Sudan's Volunteers Are Holding a Collapsing Humanitarian System Together
- With the UN forced to slash its 2026 Sudan humanitarian appeal to $23 billion after Western donors—led by the United States—cut funding that had originally been sought at $47 billion for 2025, local neighborhood committees and diaspora remittances from Saudi Arabia, Kuwait, and Qatar have become the primary lifeline for displaced families.
- In the city of Kosti alone, which hosts more than 42 shelters and 9 displacement camps, the volunteer group For Cost feeds between 300 and 400 families daily and reached more than 1,600 girls in a health awareness campaign in October 2025—all funded entirely through private contributions with no institutional backing.
- More than half of Sudan's population is currently food insecure, according to the UN, as two years of civil war between the Sudanese Armed Forces and the paramilitary Rapid Support Forces have killed tens of thousands and displaced millions into cities already operating far beyond capacity.
Zooming out: Sudan's crisis represents a stress test for the entire international humanitarian architecture—showing what happens when donor funding collapses mid-emergency and improvised community solidarity becomes the last line between survival and famine.
GHER HEK
- $570K for southern classrooms: The EU announced an additional $570,000 in funding for 37 border-area schools during Education Minister Rima Karameh's south Lebanon tour, part of a broader package that delivered more than 150,000 textbooks, 1,400 digital devices, and school kits with Lego sets to 44,000 students across 98 schools.
- Snoop Dogg, Swansea superfan: Rap legend Snoop Dogg—who holds a minority stake in Swansea City FC alongside former Ballon d'Or winner Luka Modric—visited the club's training ground Monday, helped drive record ticket sales past their previous all-time high, and bought tickets for Tuesday's match against Preston North End to donate to local community groups in Wales.
- The Sephardic bible returns: A new edition of the 1553 Ferrara Bible—the first complete Hebrew scripture ever printed in Spanish, created by exiled Sephardic Jews in northern Italy—has been published by the José Antonio de Castro Foundation, reviving a landmark document of resilience that kept Jewish faith alive through the Inquisition diaspora.
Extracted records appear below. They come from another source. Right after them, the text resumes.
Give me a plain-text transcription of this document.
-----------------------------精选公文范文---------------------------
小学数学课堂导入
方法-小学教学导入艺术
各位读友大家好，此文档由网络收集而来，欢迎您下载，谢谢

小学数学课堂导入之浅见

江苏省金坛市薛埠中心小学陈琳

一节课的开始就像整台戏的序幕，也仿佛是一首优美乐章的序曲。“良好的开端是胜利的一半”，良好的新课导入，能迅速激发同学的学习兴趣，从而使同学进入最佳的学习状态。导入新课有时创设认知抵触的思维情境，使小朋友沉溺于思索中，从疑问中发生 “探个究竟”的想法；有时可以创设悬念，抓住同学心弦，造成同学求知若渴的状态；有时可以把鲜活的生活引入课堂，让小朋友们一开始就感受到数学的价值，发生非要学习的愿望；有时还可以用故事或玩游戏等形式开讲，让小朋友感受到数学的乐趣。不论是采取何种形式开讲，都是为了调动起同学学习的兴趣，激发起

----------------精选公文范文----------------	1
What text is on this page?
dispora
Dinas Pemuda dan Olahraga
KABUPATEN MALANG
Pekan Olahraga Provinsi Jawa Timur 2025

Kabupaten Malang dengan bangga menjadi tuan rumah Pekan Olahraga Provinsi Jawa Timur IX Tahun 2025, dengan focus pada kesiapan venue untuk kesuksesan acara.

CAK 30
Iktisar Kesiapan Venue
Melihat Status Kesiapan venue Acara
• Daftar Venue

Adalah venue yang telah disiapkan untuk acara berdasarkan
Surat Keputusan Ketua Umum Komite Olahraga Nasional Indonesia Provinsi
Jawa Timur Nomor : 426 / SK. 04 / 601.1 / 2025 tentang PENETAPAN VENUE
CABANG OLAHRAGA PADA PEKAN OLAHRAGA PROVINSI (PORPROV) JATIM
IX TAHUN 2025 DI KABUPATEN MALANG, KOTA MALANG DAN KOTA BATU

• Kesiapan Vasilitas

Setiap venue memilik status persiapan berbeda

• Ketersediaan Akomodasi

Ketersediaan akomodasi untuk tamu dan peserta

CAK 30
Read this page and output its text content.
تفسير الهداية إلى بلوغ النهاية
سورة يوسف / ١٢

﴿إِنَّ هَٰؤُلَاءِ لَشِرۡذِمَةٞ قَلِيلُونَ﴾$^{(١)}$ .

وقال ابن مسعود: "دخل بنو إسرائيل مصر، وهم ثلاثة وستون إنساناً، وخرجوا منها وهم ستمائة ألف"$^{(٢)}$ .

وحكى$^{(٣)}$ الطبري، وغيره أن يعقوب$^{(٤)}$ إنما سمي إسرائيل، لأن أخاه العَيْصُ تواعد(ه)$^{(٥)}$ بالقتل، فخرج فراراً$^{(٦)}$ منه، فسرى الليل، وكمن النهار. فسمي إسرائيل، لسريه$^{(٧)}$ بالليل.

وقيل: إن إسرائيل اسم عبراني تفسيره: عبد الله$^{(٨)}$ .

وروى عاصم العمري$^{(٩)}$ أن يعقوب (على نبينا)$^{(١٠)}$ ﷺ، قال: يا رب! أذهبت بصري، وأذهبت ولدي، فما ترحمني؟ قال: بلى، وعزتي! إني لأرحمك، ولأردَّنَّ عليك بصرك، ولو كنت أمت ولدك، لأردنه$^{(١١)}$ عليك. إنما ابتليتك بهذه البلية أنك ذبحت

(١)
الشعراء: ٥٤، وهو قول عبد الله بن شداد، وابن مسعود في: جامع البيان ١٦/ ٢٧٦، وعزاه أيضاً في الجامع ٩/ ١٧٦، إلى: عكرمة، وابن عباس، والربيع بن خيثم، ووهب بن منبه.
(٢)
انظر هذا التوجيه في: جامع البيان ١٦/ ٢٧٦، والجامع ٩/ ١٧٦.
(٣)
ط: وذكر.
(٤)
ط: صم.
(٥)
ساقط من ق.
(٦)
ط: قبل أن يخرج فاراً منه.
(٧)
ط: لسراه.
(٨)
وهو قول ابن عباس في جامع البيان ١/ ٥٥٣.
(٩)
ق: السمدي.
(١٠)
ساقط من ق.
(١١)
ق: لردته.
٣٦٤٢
- Nabih's medieval love story: Al-Joumhouria published a sweeping historical narrative about the Tannoukhi Emirate village of Nabih in Mount Lebanon, recounting the legendary tale of a warrior named Sakhr who wooed a princess using a mountain spring's hydraulic engineering as his messenger—a story mixing medieval Lebanese fortress history with romance worthy of a Fairuz musical.
Yalla, go make it a good one—see you tomorrow.